Memoria Viva captures the stories of women of African descent in Argentina, Chile, Paraguay and Uruguay, countries collectively known as the Southern Cone of South America. Brown received a Fulbright-Hays grant from the US Embassy of Montevideo, Uruguay, to support her work on the book and a collaborative writing and research process in which more than 50 women of African descent contributed critical essays and oral histories.
Memoria Viva is part of the multimedia initiative, Sos Parte, which Brown created to establish a forum for women to tell their stories and increase awareness about issues facing their communities. Approximately one-third of Latin Americans are of African descent, according to the Inter-American Development Bank, and they often face racial, social and economic discrimination.
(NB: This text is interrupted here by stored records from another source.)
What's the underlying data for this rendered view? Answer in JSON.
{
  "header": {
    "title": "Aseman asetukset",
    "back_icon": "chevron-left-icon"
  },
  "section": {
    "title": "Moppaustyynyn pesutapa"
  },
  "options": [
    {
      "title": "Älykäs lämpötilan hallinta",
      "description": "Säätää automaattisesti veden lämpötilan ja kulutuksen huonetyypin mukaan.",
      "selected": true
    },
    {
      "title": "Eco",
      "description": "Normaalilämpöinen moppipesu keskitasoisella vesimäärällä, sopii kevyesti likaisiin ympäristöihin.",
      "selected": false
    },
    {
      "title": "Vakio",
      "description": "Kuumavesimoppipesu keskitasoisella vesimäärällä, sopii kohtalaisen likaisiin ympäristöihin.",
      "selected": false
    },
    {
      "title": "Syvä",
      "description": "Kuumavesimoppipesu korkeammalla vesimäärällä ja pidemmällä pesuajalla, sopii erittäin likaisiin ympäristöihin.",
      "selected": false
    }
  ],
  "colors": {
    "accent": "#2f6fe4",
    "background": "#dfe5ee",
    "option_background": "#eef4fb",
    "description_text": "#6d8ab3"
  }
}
"Learning about the historic denial and lack of recognition of Afro-Latino communities in the Southern Cone of South America and the various socio-economic obstacles faced by Afro-Latina women today inspired me to team up with various Afro-Latina women leaders in the region to foster a re-writing of history in a collaborative and empowering way," Brown said.
Both projects grew out of research Brown began after winning a Fulbright Fellowship in 2010 to study feminism and Afro-Uruguayan women in Uruguay. A double major in studio art and English and world literature at Pitzer College, Brown first traveled to Montevideo in 2007, during a semester she spent abroad on the Pitzer in Ecuador program.